Even if the Palestinian-Jordanian proposal – calling for peace with Israel within a year and an end to the Israeli occupation of Palestinian territories by late 2017 – had passed, no one deluded themselves that Israel would adhere to it and withdraw. European countries and the United States would not punish Israel the way they do other countries in breach of Security Council resolutions. From that perspective, the potential of nine council-member votes in favor was largely symbolic.

But this symbolism would have helped Abbas continue to once again postpone the signing of the Rome Statute. He is known to be among the opponents – perhaps the last – of this step. When the Security Council, under open threats from the United States, did not rescue him, Abbas, as president of the “State of Palestine,” signed 22 international treaties on Wednesday afternoon, including the Rome Statute.

Here, too, a delay might ensue because of internal disputes among the Palestinians over the approach to the international tribunal. But, as a Palestinian activist involved for years in preparing the application to the International Criminal Court in The Hague told Haaretz, senior Hamas and Islamic Jihad senior members have said they are prepared to risk being tried in this court themselves, if that is the price for a Palestinian request to investigate suspicions of war crimes by Israelis and Israel.

Closer to Abbas

On the eve of the Security Council vote, senior officials in other Palestine Liberation Organization bodies were critical of Abbas and his way of making decisions without consulting them. They also claimed there were dangerous and unnecessary elements in the wording (for example, the mention of exchanges of territories, or that Jerusalem is the capital of both states). The rejection of the resolution now brings them closer to Abbas and strengthens attempts to create a decision-making apparatus that is less authoritarian.

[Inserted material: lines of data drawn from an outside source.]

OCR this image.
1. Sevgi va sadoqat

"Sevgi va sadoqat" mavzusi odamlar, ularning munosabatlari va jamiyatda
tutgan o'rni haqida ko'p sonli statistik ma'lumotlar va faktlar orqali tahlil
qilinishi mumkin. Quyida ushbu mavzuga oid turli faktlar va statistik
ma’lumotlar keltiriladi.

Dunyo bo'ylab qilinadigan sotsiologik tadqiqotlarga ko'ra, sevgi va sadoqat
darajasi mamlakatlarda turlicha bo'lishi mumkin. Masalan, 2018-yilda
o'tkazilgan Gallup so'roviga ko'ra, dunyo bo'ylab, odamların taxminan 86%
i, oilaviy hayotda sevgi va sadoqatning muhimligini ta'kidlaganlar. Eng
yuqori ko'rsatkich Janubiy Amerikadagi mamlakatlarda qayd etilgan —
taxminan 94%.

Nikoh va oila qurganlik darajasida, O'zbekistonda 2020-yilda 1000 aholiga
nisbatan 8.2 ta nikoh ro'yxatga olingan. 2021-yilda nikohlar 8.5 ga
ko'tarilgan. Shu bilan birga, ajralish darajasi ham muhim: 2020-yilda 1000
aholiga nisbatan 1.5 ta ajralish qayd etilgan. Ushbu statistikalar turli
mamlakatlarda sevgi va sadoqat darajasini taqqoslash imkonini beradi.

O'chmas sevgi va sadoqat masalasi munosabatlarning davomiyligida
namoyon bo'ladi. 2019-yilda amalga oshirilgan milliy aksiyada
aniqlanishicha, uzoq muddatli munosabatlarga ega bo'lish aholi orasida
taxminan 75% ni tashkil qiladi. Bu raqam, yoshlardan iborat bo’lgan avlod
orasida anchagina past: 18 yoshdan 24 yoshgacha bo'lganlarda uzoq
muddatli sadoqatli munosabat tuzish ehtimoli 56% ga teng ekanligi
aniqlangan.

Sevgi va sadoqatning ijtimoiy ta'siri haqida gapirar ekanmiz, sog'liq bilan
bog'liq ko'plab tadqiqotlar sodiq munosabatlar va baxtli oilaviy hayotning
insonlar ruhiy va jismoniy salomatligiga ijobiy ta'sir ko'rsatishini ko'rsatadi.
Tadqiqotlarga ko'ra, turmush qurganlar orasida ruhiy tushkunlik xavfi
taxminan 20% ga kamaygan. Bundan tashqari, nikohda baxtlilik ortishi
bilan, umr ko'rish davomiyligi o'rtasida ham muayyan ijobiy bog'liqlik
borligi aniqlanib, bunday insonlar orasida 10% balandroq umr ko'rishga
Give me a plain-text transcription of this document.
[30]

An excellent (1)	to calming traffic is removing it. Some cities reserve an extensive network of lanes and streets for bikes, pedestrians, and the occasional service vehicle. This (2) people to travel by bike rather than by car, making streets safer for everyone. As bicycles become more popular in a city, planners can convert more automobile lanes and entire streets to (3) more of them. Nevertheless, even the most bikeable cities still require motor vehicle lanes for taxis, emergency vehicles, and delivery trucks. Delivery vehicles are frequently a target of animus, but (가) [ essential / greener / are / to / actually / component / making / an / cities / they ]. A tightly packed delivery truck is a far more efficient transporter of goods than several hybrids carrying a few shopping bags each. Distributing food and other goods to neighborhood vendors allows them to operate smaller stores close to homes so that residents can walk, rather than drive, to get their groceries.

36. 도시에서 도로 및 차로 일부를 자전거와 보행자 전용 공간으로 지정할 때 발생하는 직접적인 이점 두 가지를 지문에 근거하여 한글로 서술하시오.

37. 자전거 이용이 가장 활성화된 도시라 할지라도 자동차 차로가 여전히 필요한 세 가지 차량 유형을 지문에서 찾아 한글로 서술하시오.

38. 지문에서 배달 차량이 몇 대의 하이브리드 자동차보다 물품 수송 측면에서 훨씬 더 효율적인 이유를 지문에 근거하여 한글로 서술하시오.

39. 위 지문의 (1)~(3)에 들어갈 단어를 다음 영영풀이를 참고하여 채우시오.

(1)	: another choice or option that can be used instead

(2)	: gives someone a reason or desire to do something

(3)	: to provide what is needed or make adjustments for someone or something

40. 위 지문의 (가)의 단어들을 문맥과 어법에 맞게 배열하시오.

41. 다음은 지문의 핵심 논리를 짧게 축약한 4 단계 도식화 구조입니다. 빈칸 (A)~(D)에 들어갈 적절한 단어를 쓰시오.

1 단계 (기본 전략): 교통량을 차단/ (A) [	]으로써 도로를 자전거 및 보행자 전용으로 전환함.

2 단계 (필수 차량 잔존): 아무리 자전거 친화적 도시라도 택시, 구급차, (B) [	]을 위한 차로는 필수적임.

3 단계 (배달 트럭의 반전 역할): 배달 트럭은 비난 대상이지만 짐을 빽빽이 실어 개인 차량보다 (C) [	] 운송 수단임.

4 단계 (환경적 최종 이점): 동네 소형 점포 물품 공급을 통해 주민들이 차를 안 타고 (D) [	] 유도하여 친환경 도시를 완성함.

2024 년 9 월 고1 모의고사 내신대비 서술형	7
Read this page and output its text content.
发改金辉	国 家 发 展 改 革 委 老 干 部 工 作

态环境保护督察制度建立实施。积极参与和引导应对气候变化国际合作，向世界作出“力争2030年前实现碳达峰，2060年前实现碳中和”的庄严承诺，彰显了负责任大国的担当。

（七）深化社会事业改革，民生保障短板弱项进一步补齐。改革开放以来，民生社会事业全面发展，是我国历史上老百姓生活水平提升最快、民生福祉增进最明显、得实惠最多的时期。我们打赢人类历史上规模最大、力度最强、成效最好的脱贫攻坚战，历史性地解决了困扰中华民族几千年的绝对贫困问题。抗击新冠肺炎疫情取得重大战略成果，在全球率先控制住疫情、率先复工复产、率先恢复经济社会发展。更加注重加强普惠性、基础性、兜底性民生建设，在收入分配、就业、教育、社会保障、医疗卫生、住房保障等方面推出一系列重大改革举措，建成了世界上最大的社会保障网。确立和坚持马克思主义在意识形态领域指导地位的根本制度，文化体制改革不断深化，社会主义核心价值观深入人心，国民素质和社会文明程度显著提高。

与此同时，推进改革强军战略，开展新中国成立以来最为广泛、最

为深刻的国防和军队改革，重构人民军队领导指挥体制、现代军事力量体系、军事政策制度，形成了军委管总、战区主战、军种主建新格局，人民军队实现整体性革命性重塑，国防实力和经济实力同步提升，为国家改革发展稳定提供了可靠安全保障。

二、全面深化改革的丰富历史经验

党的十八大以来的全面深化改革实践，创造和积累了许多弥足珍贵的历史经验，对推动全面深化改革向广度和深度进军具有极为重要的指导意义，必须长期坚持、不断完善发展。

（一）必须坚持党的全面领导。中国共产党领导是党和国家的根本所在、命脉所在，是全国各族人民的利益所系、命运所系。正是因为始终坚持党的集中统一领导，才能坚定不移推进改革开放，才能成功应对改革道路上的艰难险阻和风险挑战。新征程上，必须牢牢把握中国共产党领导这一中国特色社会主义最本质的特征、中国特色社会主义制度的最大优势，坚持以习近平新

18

At the moment, it is hard to know whether the now-opened track to The Hague will have an impact – and if so, when – on continued security cooperation with the Israel Defense Forces and the Shin Bet security service. Some say the PA will cease being the PA if it stops such cooperation in its broader sense – involvement in the Israeli mechanisms of economic, political and military control in the territories.

The United States has, over the years, become the largest donor to the PA, in exchange for the PA continuing to adhere to the Oslo Accords – although the latter deepened Israeli domination over the Palestinians. Now, according to a senior Palestinian source, U.S. Congress is threatening to cut off aid if the “unilateral” UN track persists.

This threat might work for a while. But enough Palestinians, among them Fatah members, feel that these donations are not benefiting them, but rather are reaching specific, elite groups only. Therefore, a U.S. threat to stop aid could actually increase Fatah’s schizophrenia – as a movement that enjoys limited and contemptible rule, on the one hand, and seeing itself as a national liberation movement, on the other.

For years, Abbas has deluded himself that the United States would act to end the Israeli occupation during his lifetime. On Wednesday, he apparently abandoned his illusions. In order that the rejection of the UNSC resolution does not encourage what the Palestinian president desperately seeks to prevent – military escalation – he must not dawdle. Therefore, the U.S. threat machine, which was particularly felt through Nigeria’s abstention, has obliged Abbas to hasten the process that he had actually hoped to slow down.